May 26, 2010
Lets face facts. We are in a deflationary depression. Latest CPI figures show that deflation is now at 2.6%.
The most optimistic forecasts for GDP growth is -8% this year. Exchequer returns for VAT year on year are already 20% down. Anything over 10% contraction in an economy is considered a depression. Furthermore our economy grew by 6% in 2007 and that sort of growth rate had been factored into our economy as in China, whose 4-6% growth rate forecasted for this year is considered a recession there.
We have had at least 14% swing in 2 years. Too much to handle. We are flatlining and the defibilators aren\’t working.

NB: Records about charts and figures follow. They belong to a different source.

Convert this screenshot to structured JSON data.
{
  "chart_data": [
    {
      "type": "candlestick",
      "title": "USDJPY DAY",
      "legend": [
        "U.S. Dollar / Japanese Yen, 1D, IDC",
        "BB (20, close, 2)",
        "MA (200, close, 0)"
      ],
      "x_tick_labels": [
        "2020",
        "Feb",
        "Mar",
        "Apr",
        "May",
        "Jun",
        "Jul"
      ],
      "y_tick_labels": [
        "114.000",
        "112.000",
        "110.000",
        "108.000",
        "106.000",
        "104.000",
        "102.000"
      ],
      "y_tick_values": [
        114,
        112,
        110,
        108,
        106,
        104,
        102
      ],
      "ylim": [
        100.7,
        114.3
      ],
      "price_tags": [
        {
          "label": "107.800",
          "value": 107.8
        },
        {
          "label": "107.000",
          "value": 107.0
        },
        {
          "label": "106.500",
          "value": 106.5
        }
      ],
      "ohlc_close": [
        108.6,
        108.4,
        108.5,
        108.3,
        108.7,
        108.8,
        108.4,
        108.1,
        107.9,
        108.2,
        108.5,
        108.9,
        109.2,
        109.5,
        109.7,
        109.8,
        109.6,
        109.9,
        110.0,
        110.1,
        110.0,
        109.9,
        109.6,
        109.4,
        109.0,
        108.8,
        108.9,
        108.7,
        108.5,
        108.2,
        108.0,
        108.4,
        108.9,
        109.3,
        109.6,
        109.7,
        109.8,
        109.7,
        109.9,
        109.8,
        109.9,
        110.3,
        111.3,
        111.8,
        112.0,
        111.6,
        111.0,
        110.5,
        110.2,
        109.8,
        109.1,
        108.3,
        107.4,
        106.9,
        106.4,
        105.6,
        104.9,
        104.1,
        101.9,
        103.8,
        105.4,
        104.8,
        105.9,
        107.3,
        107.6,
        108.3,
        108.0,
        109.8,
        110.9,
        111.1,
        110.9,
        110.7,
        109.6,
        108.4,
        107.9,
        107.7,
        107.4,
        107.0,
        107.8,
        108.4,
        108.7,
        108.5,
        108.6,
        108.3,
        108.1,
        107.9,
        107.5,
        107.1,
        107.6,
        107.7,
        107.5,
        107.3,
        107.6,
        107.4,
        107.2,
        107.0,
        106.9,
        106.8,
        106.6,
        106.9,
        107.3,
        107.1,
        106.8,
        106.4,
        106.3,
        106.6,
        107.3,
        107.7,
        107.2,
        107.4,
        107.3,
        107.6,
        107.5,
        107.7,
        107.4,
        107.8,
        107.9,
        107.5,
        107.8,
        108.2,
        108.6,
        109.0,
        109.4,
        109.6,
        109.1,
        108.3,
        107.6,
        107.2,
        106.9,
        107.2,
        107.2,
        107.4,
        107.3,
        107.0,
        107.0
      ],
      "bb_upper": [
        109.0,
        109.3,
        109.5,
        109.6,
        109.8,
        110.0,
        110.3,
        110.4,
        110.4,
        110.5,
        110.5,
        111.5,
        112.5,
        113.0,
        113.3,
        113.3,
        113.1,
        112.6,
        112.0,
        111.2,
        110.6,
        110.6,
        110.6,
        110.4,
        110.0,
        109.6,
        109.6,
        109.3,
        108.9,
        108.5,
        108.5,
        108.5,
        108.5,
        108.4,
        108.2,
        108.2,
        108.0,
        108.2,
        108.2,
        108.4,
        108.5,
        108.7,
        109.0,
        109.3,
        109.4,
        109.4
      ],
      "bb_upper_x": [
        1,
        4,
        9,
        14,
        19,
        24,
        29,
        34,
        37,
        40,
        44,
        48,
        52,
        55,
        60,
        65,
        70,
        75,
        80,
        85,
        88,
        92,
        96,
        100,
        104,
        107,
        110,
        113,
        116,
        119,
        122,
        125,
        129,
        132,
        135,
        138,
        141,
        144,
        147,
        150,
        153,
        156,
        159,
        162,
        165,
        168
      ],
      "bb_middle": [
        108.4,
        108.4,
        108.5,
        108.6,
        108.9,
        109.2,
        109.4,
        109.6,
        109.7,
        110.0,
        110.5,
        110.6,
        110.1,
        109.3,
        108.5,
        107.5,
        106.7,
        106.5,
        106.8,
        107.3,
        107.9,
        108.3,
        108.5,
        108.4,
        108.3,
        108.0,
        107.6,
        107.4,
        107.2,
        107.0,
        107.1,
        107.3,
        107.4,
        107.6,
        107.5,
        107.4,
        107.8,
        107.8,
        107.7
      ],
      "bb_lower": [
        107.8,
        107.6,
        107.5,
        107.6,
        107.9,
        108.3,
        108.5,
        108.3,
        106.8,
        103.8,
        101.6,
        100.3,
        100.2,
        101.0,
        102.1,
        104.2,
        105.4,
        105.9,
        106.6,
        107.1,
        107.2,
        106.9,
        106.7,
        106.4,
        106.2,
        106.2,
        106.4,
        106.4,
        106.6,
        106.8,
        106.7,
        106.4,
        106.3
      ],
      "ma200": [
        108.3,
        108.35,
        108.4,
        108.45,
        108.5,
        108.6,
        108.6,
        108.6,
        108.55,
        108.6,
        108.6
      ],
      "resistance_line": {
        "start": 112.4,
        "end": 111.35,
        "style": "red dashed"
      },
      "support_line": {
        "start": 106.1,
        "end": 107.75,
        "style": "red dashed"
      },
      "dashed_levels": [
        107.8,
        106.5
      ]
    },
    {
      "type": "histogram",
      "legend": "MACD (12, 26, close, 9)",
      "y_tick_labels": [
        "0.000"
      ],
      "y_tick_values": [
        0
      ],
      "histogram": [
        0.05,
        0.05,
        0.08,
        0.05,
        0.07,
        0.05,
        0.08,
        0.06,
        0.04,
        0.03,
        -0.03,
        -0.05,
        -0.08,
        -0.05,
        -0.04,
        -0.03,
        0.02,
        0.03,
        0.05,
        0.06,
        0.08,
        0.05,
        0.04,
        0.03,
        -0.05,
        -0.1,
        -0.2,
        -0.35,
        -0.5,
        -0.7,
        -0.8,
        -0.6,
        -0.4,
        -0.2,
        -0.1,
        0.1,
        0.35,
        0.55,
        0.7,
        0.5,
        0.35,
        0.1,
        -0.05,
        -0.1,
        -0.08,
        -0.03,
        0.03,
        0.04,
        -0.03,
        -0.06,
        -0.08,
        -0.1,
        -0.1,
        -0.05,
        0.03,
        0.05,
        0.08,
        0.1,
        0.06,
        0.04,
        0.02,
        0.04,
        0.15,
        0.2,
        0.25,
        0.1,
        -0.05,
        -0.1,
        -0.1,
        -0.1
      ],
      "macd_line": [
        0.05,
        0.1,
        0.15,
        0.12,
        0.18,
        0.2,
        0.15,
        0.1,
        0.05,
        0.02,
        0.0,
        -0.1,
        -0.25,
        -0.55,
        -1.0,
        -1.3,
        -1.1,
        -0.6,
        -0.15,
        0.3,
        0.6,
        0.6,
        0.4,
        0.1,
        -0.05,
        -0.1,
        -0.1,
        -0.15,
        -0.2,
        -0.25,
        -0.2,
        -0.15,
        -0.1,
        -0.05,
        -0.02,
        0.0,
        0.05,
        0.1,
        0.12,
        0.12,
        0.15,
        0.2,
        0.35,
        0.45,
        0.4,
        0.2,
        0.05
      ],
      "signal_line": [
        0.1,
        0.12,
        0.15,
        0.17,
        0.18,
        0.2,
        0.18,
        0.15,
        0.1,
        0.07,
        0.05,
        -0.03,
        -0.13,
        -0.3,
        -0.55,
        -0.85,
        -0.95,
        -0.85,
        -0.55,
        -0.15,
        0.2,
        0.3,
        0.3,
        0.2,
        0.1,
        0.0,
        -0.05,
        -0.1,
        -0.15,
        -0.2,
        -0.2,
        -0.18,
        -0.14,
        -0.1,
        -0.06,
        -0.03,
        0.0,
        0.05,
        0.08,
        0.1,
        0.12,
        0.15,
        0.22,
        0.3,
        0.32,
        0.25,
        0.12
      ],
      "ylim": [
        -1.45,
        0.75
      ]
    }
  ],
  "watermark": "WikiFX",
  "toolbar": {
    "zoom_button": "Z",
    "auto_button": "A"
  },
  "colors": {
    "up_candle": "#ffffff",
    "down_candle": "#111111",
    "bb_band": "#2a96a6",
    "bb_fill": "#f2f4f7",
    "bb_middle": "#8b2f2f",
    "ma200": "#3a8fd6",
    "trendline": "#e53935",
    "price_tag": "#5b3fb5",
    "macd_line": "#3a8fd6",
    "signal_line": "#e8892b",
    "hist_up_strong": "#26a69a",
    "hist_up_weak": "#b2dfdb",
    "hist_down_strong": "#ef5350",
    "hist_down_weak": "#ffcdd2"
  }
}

1 of the defibilators, called monetary policy, is dictated by Europe and the ECB. They are more concerned in the health of the German and French patients. Being a part of the Euro has been the destruction of this nation. Interest rates were too low for too long and caused the country to build up a massive credit bubble. Banks were pouring the money out to meet their targets. Total debt in this country is now 1.6 trillion Euro, thats 350,000 Euro for every man woman and child. We are insolvent.
The Austrian school of economics is a renowned organisation where common sense economists subscribe to. In Ireland\’s case, when it comes to monetary policy, we need to leave the Euro, re establish the punt and devalue our currency. We need to boost our foreign reserves which are a pathetic 700 million euro. We only have 5.5 tonnes of gold worth 100 million Euro. We come 127th in the world in this league of reserves. Zimbabwe and Albania have more. We should have our currency backed by gold and have the reputation of being the first country to return to the gold standard.
The other defibillator, fiscal policy, is being run in reverse. What the Austrian school of economics suggest to do in a deflationary depression is for governments to try to decrease taxation to increase the money supply. However this highly incompentent government has gone and increased taxes, removing more money from the economy. To save 3 billion the government will remove that much from its receipts over the next 3 months from making the deflation, unemployment, less consumption, less production vicious self energising cycle worst!
Now our troubles are only beginning. As business sentiment here collapses or ability to increase our output of goods and services deteriorates. This is critical as when the ECB starts its program of Quantitative Easing (printing money), the money supply will be too much too soon. The breeding ground for hyperinflation.
We could be Europe\’s Zimbabwe very soon.
Thanks for reading and all the best.